Necip Hablemitoğlu ile yakın dostu ve manevi rehberi Deniz Kuvvetleri İstihbarat Subayı emekli Binbaşı İhsan Güven’in sol gözlerinden vurularak öldürülmesi, birbirinden bağımsız gibi görünen iki cinayeti sembolik, istihbari ve operasyonel düzeyde birbirine bağlayan son derece dikkat çekici bir detaydır. Bu suikast biçimi üzerinden yapılacak analiz yalnızca olayların kriminal boyutunu değil; aynı zamanda derin devlet, kontrgerilla, istihbarat savaşları ve örgütsel intikam motivasyonları çerçevesinde ele alınmalıdır.
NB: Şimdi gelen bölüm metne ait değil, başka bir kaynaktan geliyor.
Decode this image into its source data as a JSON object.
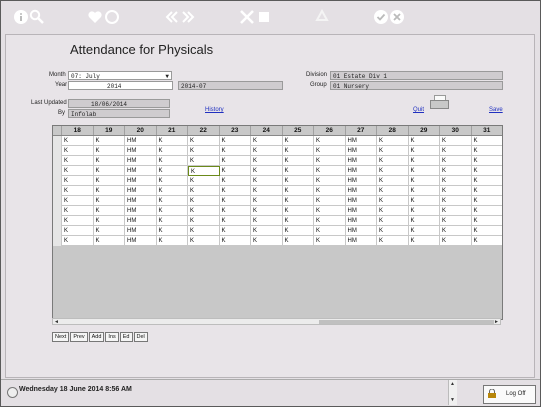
{
  "toolbar": {
    "icons": [
      "info-icon",
      "search-icon",
      "heart-icon",
      "circle-icon",
      "first-icon",
      "last-icon",
      "tools-icon",
      "square-icon",
      "recycle-icon",
      "check-icon",
      "cancel-icon"
    ]
  },
  "form": {
    "title": "Attendance for Physicals",
    "month_label": "Month",
    "month_value": "07: July",
    "year_label": "Year",
    "year_value": "2014",
    "period_value": "2014-07",
    "division_label": "Division",
    "division_value": "01 Estate Div 1",
    "group_label": "Group",
    "group_value": "01 Nursery",
    "last_updated_label": "Last Updated",
    "last_updated_value": "18/06/2014",
    "by_label": "By",
    "by_value": "Infolab",
    "history_link": "History",
    "quit_link": "Quit",
    "save_link": "Save"
  },
  "grid": {
    "columns": [
      "18",
      "19",
      "20",
      "21",
      "22",
      "23",
      "24",
      "25",
      "26",
      "27",
      "28",
      "29",
      "30",
      "31"
    ],
    "rows": [
      [
        "K",
        "K",
        "HM",
        "K",
        "K",
        "K",
        "K",
        "K",
        "K",
        "HM",
        "K",
        "K",
        "K",
        "K"
      ],
      [
        "K",
        "K",
        "HM",
        "K",
        "K",
        "K",
        "K",
        "K",
        "K",
        "HM",
        "K",
        "K",
        "K",
        "K"
      ],
      [
        "K",
        "K",
        "HM",
        "K",
        "K",
        "K",
        "K",
        "K",
        "K",
        "HM",
        "K",
        "K",
        "K",
        "K"
      ],
      [
        "K",
        "K",
        "HM",
        "K",
        "K",
        "K",
        "K",
        "K",
        "K",
        "HM",
        "K",
        "K",
        "K",
        "K"
      ],
      [
        "K",
        "K",
        "HM",
        "K",
        "K",
        "K",
        "K",
        "K",
        "K",
        "HM",
        "K",
        "K",
        "K",
        "K"
      ],
      [
        "K",
        "K",
        "HM",
        "K",
        "K",
        "K",
        "K",
        "K",
        "K",
        "HM",
        "K",
        "K",
        "K",
        "K"
      ],
      [
        "K",
        "K",
        "HM",
        "K",
        "K",
        "K",
        "K",
        "K",
        "K",
        "HM",
        "K",
        "K",
        "K",
        "K"
      ],
      [
        "K",
        "K",
        "HM",
        "K",
        "K",
        "K",
        "K",
        "K",
        "K",
        "HM",
        "K",
        "K",
        "K",
        "K"
      ],
      [
        "K",
        "K",
        "HM",
        "K",
        "K",
        "K",
        "K",
        "K",
        "K",
        "HM",
        "K",
        "K",
        "K",
        "K"
      ],
      [
        "K",
        "K",
        "HM",
        "K",
        "K",
        "K",
        "K",
        "K",
        "K",
        "HM",
        "K",
        "K",
        "K",
        "K"
      ],
      [
        "K",
        "K",
        "HM",
        "K",
        "K",
        "K",
        "K",
        "K",
        "K",
        "HM",
        "K",
        "K",
        "K",
        "K"
      ]
    ],
    "selected_row": 3,
    "selected_col": 4
  },
  "scroll": {
    "left_arrow": "◄",
    "right_arrow": "►"
  },
  "nav_buttons": [
    "Next",
    "Prev",
    "Add",
    "Ins",
    "Ed",
    "Del"
  ],
  "status_bar": {
    "datetime": "Wednesday 18 June 2014 8:56 AM",
    "logoff_label": "Log Off"
  }
}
1596'da Fransız anatomist ve tıp bilimcisi Du Laurens, gözlerin zihnin pencereleri olduğunu söylemiştir. Göz takibi araştırmaları yaklaşık 150 yıl öncesine dayanmaktadır ve farklı alanlarda çeşitli amaçlarla yaygın olarak kullanılmaktadır. Genel olarak göz takibi teknolojileri, farklı insan bilişsel, duygusal ve fizyolojik durumlarını yansıtan çeşitli göz hareketlerini gerçek zamanlı olarak yakalamak için araçlar sağlar ve bu da farklı senaryolarda insan zihnini daha geniş bir şekilde anlamak için kullanılabilir. Göz, bireyler arası güç mücadelesinde önemli bir yer tutar. Geleneksel olarak sağ gözün (güneş) aktiviteye ve geleceğe, sol gözün (ay) pasifliğe ve geçmişe karşılık geldiği bilinir.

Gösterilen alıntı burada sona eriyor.